Collector has stated that there was no connection between the raw material supplied for the job and the processed articles. The Tribunal in 1985 ECR 2188 (Bombay Foods (P) Ltd. v. C.C.E., Bombay) had an occasion to consider the identical issue. After referring to number of judgments on the issue, the Tribunal referred to Anup Engg. (1978 (2) E.L.T. J533) wherein it is stated that the Notification itself contemplated "manufacturing process" and observing that the manufacture does result in some change in the material; otherwise, it would not be manufacture within the meaning of Section 2(f) of the Central Excise Act and held, that the view of the excise authority to the effect that in ease of their doing a change in the original article, the Notification would not apply, was untenable. In the case of M/s Madura Coats (1980 (6) E.L.T. 582), the Calcutta High Court has observed that the explanation did not forbid supply of any material for doing the job work and granted relief for the job work. The use of negligible percentage of job workers own material was held to be of an incidental nature. Following these rulings, the Appellate Collector was right in holding that merely on the use of a negligible qty. of cadmium, the benefit of the notification should not be denied, to the respondents.

The requirements of Notification 119/75-CE have been made out and the grounds on which the Revenue seek to set aside the order have not been substantiated.

8. Even otherwise, we find that the show cause notice has alleged suppression of facts. There is no finding to that effect and the letter dt. 15.11.75 to the department by the respondents informing them about the nature of the manufacture shows that the plea of the suppression has not been made out. Even the Asstt. Collector appears to have been satisfied about it and that is the reason why he has not given any specific finding on that aspect nor has he imposed any penalty.

9. Viewed in any aspect, we find that there are no grounds to set aside the impugned order. The appeal is, therefore, dismissed.

10. I have several reservations about the learned brother's conclusions on job work under Notification No. 119/75-CE and their relation to these calots made by Union Carbide. But, the merits of this dispute cannot be investigated since the demand is a afflicted by a serious malady-a malady that destroys it.
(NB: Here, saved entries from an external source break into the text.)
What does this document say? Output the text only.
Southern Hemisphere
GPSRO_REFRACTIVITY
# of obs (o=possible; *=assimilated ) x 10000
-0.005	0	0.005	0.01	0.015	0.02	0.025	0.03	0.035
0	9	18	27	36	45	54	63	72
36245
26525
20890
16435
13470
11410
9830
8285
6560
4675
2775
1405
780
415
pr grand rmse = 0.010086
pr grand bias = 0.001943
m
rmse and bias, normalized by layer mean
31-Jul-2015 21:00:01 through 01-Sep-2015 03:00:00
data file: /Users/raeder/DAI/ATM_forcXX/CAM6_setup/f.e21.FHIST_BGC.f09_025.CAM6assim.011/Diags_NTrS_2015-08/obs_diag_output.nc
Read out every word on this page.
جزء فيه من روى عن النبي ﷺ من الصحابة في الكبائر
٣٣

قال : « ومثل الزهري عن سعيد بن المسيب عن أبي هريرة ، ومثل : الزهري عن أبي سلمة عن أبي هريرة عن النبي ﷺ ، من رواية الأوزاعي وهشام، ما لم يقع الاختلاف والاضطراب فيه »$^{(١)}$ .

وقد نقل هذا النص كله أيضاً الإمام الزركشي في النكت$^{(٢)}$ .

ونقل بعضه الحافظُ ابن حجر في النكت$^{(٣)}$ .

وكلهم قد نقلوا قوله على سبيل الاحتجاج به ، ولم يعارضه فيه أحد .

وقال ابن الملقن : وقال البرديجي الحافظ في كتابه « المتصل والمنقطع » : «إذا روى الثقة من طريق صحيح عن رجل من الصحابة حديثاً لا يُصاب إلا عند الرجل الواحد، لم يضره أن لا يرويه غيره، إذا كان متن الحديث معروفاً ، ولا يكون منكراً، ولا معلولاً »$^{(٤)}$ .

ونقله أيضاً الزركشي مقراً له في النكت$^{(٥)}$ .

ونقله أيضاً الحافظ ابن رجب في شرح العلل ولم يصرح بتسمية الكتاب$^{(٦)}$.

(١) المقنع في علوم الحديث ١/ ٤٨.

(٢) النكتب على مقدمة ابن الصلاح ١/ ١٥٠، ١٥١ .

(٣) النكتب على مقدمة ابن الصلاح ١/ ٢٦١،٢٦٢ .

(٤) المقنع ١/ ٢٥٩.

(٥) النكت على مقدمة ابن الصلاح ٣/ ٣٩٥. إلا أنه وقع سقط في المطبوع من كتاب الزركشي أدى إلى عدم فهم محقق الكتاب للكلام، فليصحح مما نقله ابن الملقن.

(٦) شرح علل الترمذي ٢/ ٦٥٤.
11. The department appeal said there was suppression of facts by the company to avoid payment of duty. But the Assistant Collector does not say so and he arrives at no findings that suppression caused the loss of duty. And the testimony of this is the absence of any chastisement in the shape of a penalty as I expect to be meted out whenever any person deceives the custodians of the law to make wrongful gain for himself. I am not able to accept a report of suppression or deception if the adjudicator under Central Excise Law does not administer the law's corrective to warn the trespasser for the future; unless, the course, there are good reasons for not doing so. There is no reason here, leave alone a good one. Therefore, it is clear there was no suppression. The demand is time barred and I pronounce it unenforceable.